Gonzalez-Torres said, crediting the deft handling of the ISS robotic arm by
STS-121 mission specialists Stephanie Wilson and Lisa Nowak for giving their
spacewalking counterparts extra time for a get-ahead task. "This one, just like
the other ones, was very successful."
With the
complexity of each spacewalk, Ceccacci said the small
hitches - some tether issues for Fossum, Sellers' jet
backpack glitch on Monday and a lost spatula that drifted away from the
astronauts this morning - aren't too bad.
"If that's
all that happens, we're happy," Ceccacci said.
"You're kidding yourself if you think nothing like that is going to happen."
In their first
spacewalk, they bounced, pushed and pulled from the end of Discovery's
combined robotic arm and inspection boom, a 100-foot (30-meter) mechanical
appendage - to prove its potential as a repair platform for orbiter heat shield
repairs. Initial results from that test
were positive, with Ceccaci and other NASA
officials saying they are now confident the boom could be used to hold
astronauts near a shuttle's fragile but precious heat tiles and RCC panels.
On Monday,
the Sellers and Fossum were
at it again, this time performing vital
repairs to restore the space station's Mobile Transporter, a sort of
railcar platform, to full operations by installing a backup power and data
cable reel. The fix was not
only effective, but immediately put to work as ISS managers moved the
Mobile Transporter to a new worksite just before today's spacewalk.
"We did
that to get configured for the late inspections that we're going to be doing in
a couple of days," Ceccacci said.
As a side
note, NASA's spacewalk has placed Sellers among the Top 10 spacewalkers of all
time, and within the U.S. space agency's Top 5 bracket, with
a grand total of 41 hours and 10 minutes over six EVAs.
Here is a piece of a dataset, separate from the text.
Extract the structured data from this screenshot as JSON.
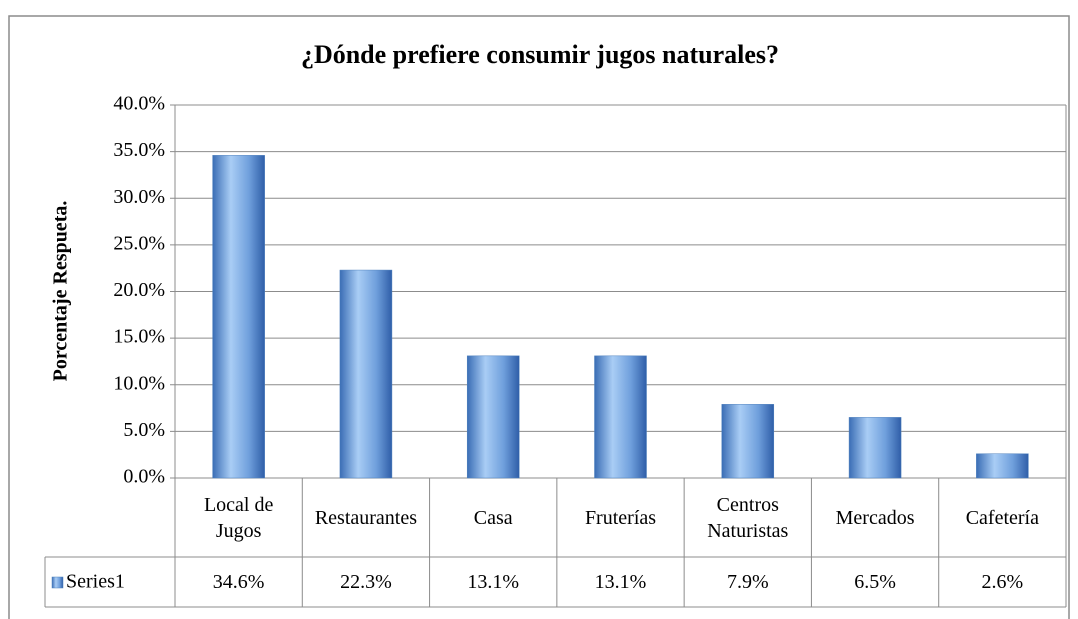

The all-time record holder is Russian cosmonaut Anatoly Solovyev
(77 hours and 41 minutes over 16 spacewalks) with NASA astronaut Jerry Ross (58
hours and 18 minutes) a distant second.
Fossum,
who made his spacewalk debut - and his first spaceflight - with Discovery's
current mission, racked up 21 hours and 29 minutes of orbital work.
Discovery's
STS-121 astronauts are set to have most of the day off on Thursday, with their
ISS Expedition 13 counterparts slated for a light day as well, Ceccacci said.
About the
only thing on Thursday's docket is some preparatory work to ready Discovery's
cargo pod - the Italian-built Multi-Purpose Logistics Module Leonardo - for its
Friday unberthing from the ISS. The cargo module will
carry more than 4,000 pounds (1,814 kilograms) of unneeded equipment, tools,
trash and other items when Discovery returns to Earth Monday.